La carne di cavallo, a differenza di quella bovina, è molto più magra con tipiche sfumature dolciastre nel sapore.

 

Per molta gente il consumo di questo tipo di carne è un atavico tabù e addirittura si pensava che non fosse benefica per l’uomo, soprattutto perché ricavata da animali ormai adulti e precedentemente sfruttati a fini economici, dunque in una pessima condizione di nutrizione e quindi di scarsa qualità.

 

Oggi esistono cavalli allevati solo per produrre carne, destinati al macello in giovane età e pertanto in ottimo stato di nutrizione e sviluppo muscolare.


La carne di cavallo infatti, ha un alto contenuto di ferro e proteine, pari se non superiore a quelle degli altri generi di carne, oltre ad essere anche molto magra.

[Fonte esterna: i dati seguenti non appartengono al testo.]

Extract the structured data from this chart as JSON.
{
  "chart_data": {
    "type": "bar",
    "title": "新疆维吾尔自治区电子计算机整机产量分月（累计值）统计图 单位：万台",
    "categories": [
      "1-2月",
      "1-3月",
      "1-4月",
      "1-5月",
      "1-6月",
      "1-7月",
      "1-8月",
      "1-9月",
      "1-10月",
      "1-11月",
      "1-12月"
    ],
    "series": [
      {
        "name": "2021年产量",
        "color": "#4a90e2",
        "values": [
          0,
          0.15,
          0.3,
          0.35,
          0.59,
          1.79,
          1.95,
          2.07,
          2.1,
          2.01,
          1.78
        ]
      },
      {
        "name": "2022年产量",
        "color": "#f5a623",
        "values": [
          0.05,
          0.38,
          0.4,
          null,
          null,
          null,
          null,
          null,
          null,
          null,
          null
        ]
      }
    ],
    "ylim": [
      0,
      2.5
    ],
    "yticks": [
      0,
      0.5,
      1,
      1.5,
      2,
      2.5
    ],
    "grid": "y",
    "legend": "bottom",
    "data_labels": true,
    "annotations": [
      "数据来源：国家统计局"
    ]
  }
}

Il suo ridotto contenuto lipidico fa sì che i tagli freschi di giovani animali risultino particolarmente teneri e digeribili; per mantenere tali caratteristiche la cottura, rigorosamente al sangue, deve comunque essere breve.


 

Carne di cavallo

 

La carne di cavallo si è da tempo imposta all'attenzione dei consumatori proprio per il suo elevato contenuto di ferro, più del doppio rispetto alla carne bovina, utilizzata da sportivi, bambini, donne in gravidanza e generalmente persone anemiche.

 

Il ferro contenuto nella carne di cavallo viene assorbito in proporzioni notevolmente maggiori rispetto anche a quello contenuto negli spinaci e nei vegetali in genere.

 

Il colore di questo tipo di carne è rosso vivo, uniforme, senza venature in quanto priva di grasso adiposo, con diverse vitamine ed un quantitativo non trascurabile di colesterolo, mentre invece ha un modesto contenuto di glicogeni, una molecola del glucosio che contribuisce a conferirle il tipico sapore dolciastro, è tenerissima ed ha anche un’alta digeribilità.

 

Non gode della stessa diffusione della carne bovina, suina o caprina ma il suo consumo sta nettamente migliorando nel corso del tempo specialmente in virtù del fatto che può essere presente nell'alimentazione di molte categorie di individui.